You and I are not excused
because we are not society--we are society. Society is not numbers but
an idea--a mutual relation; we cannot shift our blame to people in the
next street. "Am I my brother's keeper?" was an argument used long ago,
and its reception was not encouraging.
Thoughts like these pass through a convict's mind when he discovers that
he is on the last leg of his disastrous voyage. He then begins to see
the whole matter in its general relations; what use was served? who is
the better for it? "Prisons make a good man bad and a bad man worse," is
the way I often heard the men at Atlanta put it. The situation, entire
and in detail, is preposterous and futile.

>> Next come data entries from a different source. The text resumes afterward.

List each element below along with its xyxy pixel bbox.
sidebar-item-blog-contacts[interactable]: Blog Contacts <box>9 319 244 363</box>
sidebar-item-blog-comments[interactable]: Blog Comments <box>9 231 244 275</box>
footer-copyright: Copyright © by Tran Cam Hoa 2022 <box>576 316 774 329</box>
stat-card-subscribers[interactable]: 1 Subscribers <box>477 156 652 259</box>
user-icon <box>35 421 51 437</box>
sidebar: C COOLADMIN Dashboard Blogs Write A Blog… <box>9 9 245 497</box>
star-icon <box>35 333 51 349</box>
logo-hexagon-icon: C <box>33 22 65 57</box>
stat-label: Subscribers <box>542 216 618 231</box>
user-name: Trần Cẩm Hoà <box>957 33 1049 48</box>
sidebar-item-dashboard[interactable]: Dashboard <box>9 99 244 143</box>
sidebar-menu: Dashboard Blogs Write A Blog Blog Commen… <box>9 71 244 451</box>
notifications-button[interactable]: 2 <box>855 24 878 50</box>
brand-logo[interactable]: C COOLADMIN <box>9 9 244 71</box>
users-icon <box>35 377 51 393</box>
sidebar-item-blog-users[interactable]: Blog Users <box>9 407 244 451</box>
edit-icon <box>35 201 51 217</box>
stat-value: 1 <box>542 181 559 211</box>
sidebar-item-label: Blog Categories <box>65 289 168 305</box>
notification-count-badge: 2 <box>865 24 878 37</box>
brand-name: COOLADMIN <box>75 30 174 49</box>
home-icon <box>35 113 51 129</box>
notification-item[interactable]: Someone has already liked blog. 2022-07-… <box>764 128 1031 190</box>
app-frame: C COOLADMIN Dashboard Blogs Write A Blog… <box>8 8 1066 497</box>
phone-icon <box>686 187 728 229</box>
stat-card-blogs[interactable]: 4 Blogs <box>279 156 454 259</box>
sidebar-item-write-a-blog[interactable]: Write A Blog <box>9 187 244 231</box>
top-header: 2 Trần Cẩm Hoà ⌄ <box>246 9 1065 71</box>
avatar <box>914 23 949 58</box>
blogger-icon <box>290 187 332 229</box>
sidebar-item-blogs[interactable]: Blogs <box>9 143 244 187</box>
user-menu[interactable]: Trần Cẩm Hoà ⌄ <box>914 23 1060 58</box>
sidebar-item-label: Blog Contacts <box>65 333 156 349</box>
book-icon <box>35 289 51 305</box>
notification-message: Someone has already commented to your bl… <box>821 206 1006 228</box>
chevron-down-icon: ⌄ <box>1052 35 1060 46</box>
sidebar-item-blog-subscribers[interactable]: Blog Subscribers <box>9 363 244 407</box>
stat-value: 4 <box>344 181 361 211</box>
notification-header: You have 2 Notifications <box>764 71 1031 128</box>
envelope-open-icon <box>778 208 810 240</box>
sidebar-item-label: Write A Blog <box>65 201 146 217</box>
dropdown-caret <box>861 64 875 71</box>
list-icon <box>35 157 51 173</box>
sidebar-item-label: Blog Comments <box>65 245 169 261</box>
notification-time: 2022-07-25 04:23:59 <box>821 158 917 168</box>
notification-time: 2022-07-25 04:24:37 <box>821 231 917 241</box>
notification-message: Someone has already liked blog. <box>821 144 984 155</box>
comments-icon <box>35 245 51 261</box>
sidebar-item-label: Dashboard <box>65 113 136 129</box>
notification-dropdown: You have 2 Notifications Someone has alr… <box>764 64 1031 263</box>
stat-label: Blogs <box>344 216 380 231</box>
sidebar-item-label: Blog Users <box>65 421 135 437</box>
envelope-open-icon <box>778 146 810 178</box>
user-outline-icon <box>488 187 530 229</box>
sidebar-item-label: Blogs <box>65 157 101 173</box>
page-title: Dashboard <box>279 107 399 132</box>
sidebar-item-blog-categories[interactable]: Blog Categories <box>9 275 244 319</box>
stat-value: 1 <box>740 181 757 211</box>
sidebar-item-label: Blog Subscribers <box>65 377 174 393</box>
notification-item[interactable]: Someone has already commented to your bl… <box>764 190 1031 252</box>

Grown men, from all ranks of
life, or all degrees of intelligence and education, are herded
promiscuously, and treated now like wild beasts, now like children.
Discipline, in any condition of life, is a good thing, and no people
need discipline more than we do; but in prison, discipline means
punishment, and there is no discipline in the right sense of the word. A
man is "disciplined" when he is starved, or clubbed, or put in the hole,
or deprived of his good time.
Military discipline might be beneficial; it implies respect for rightful
authority, and orderly conduct of one's own life. Officials in a
penitentiary wear uniforms; prisoners wear prison clothes; but, in warm
weather, officials go about, indoors and out, in their shirts and with
the bearing of loafers; they have no official salutes, and the men are
not allowed to salute them--to do so would expose them to "discipline.